Les droits des femmes et la crise climatique
Ce mini-cours sur les femmes et la crise climatique se veut un complément aux modules principaux du cours sur la Réforme féministe du droit de l'ANDF. L'ANDF est reconnaissante envers Rose Ghaedi pour son travail précieux en tant que principale autrice de ce mini-cours.

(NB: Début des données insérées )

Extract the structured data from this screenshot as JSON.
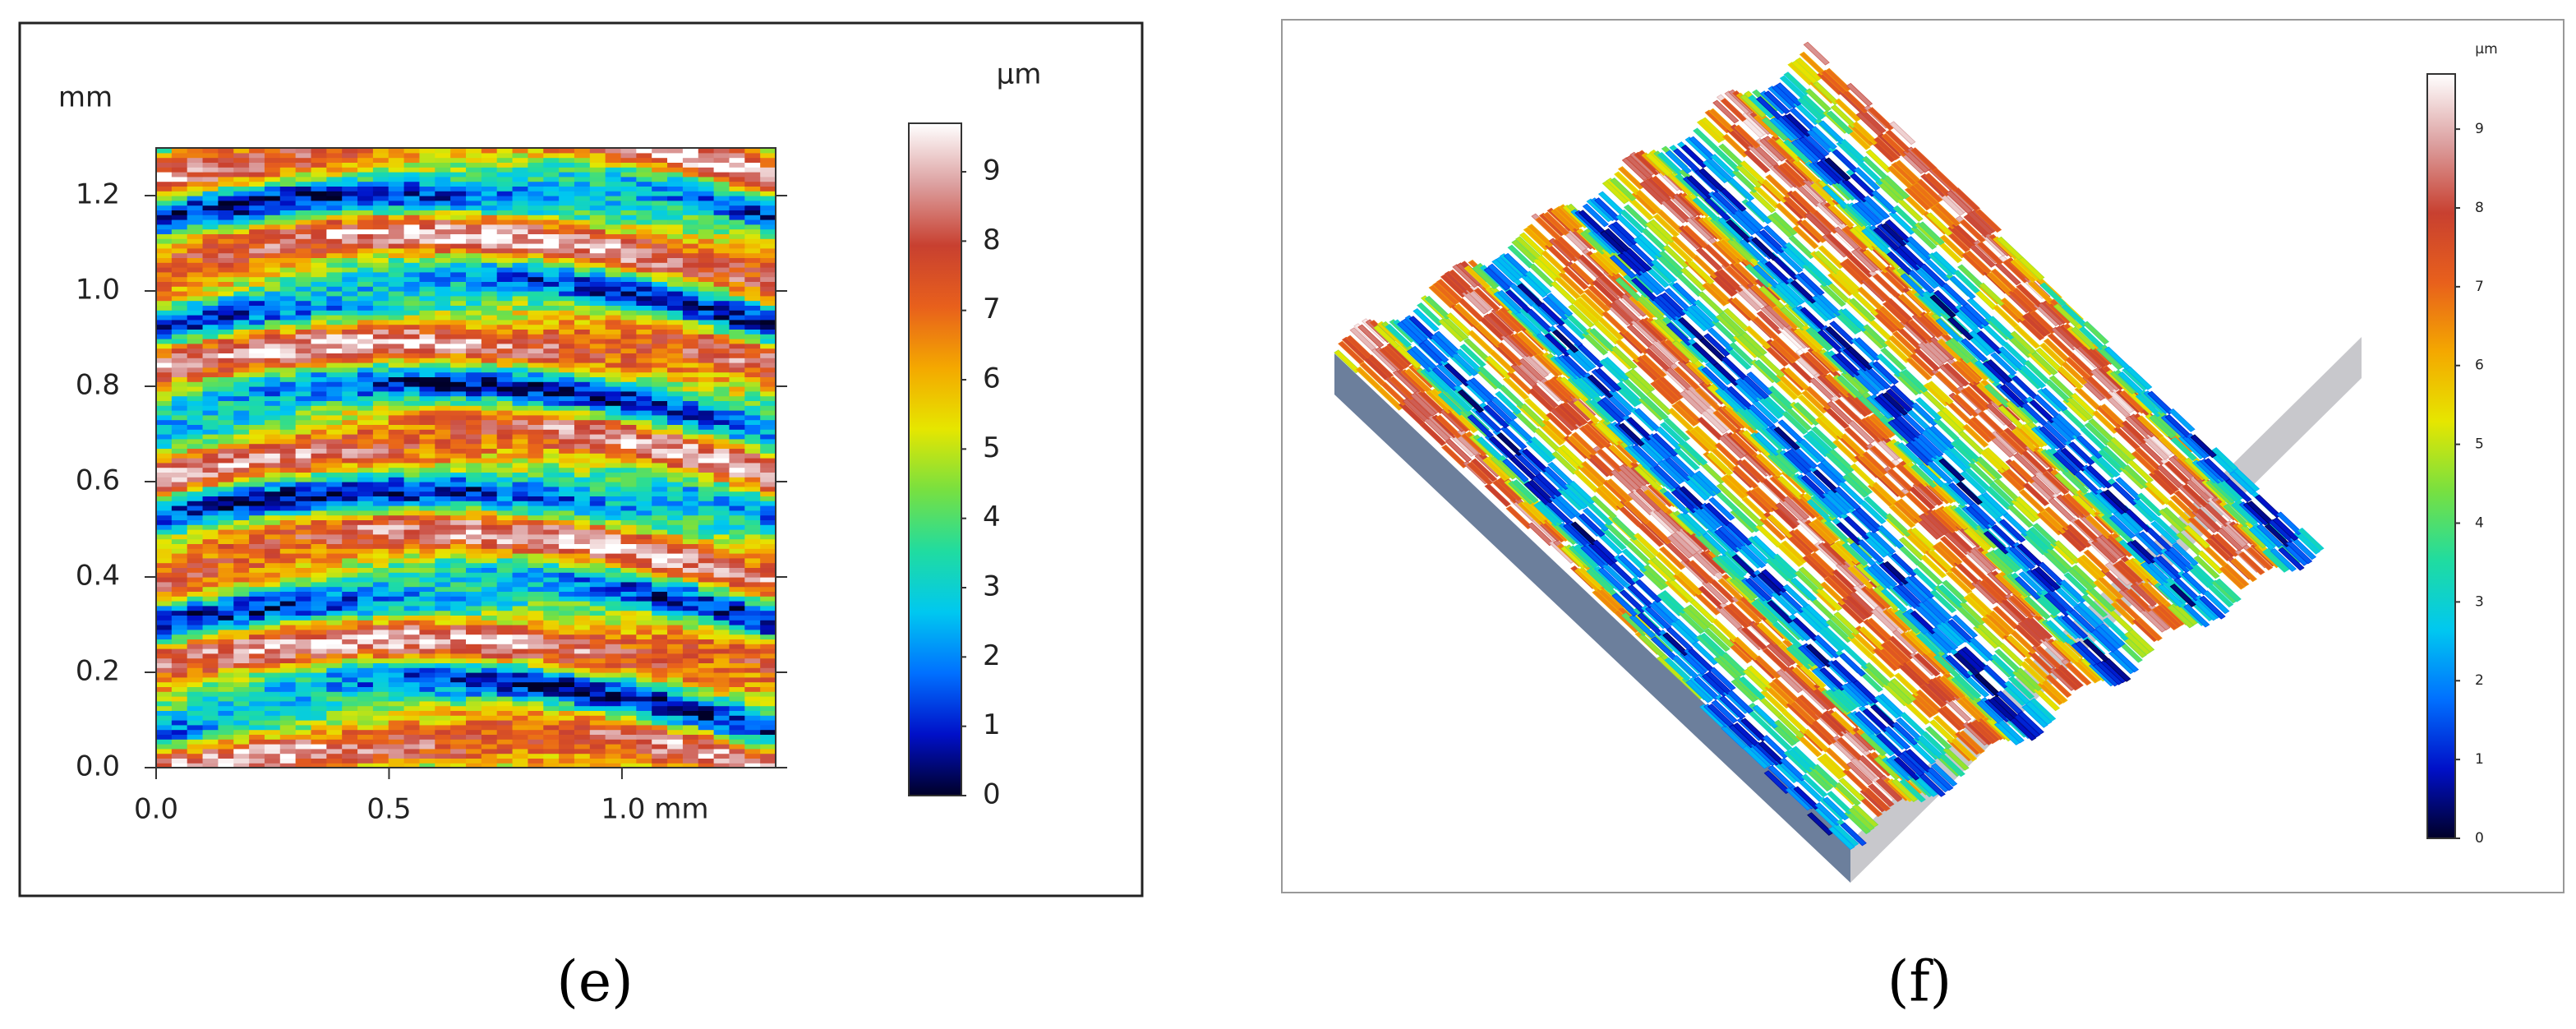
{
  "chart_data": [
    {
      "type": "heatmap",
      "panel_label": "(e)",
      "y_label": "mm",
      "colorbar_label": "µm",
      "xlim": [
        0,
        1.33
      ],
      "xticks": [
        {
          "value": 0,
          "label": "0.0"
        },
        0.5,
        {
          "value": 1,
          "label": "1.0 mm"
        }
      ],
      "ylim": [
        0,
        1.3
      ],
      "yticks": [
        {
          "value": 0,
          "label": "0.0"
        },
        0.2,
        0.4,
        0.6,
        0.8,
        {
          "value": 1,
          "label": "1.0"
        },
        1.2
      ],
      "colorbar_lim": [
        0,
        9.7
      ],
      "colorbar_ticks": [
        0,
        1,
        2,
        3,
        4,
        5,
        6,
        7,
        8,
        9
      ],
      "colormap": [
        "#000028",
        "#0010c8",
        "#0070ff",
        "#00c8f0",
        "#20dca0",
        "#78e040",
        "#e6e600",
        "#f4a800",
        "#e8601c",
        "#c84030",
        "#dca0a0",
        "#ffffff"
      ]
    },
    {
      "type": "surface3d",
      "panel_label": "(f)",
      "colorbar_label": "µm",
      "colorbar_lim": [
        0,
        9.7
      ],
      "colorbar_ticks": [
        0,
        1,
        2,
        3,
        4,
        5,
        6,
        7,
        8,
        9
      ],
      "colormap": [
        "#000028",
        "#0010c8",
        "#0070ff",
        "#00c8f0",
        "#20dca0",
        "#78e040",
        "#e6e600",
        "#f4a800",
        "#e8601c",
        "#c84030",
        "#dca0a0",
        "#ffffff"
      ]
    }
  ]
}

Partie 1 : Les femmes et la crise climatique
Les changements climatiques ont une incidence indéniable sur les écosystèmes, les individus et les communautés du monde entier. Le Groupe d’experts intergouvernemental sur l’évolution du climat (GIEC) des Nations unies estime que la planète sera confrontée à des dangers climatiques inévitables au cours des deux prochaines décennies si le réchauffement se poursuit au rythme actuel, et que les conséquences seront plus graves, voire irréversibles, si ce niveau de réchauffement est dépassé. Les effets des changements climatiques étant de plus en plus graves et indéniables, la justice climatique devient un mouvement de plus en plus important. La justice climatique se réfère à l’idée que les différents impacts et les différentes responsabilités lié·es aux changements climatiques doivent être pris en compte. En effet, les changements climatiques peuvent avoir des impacts différents, et souvent plus graves, sur les groupes vulnérables. Les militant·es pour la justice climatique ont déjà souligné que le Nord est le principal moteur des changements climatiques et que le Sud est touché de manière disproportionnée par les aléas climatiques causés par ces changements. Cette conclusion est appuyée par le rapport d’évaluation du 6ème Cycle du groupe d’experts intergouvernemental sur l’évolution du climat. Quoique cette critique souligne avec précision les déséquilibres en matière de pouvoir, de capital et de capacité d’adaptation qui rendent certaines régions plus vulnérables aux effets des changements climatiques, elle ne reflète pas la vulnérabilité accrue de certains groupes du Nord – les femmes et les minorités – face aux conséquences des changements climatiques. Pour un résumé des dangers et des risques liés au climat au Canada, incluant les impacts différentiés sur les groupes vulnérables tels que les communautés autochtones, consultez le rapport 2022 de Santé Canada sur les changements climatiques.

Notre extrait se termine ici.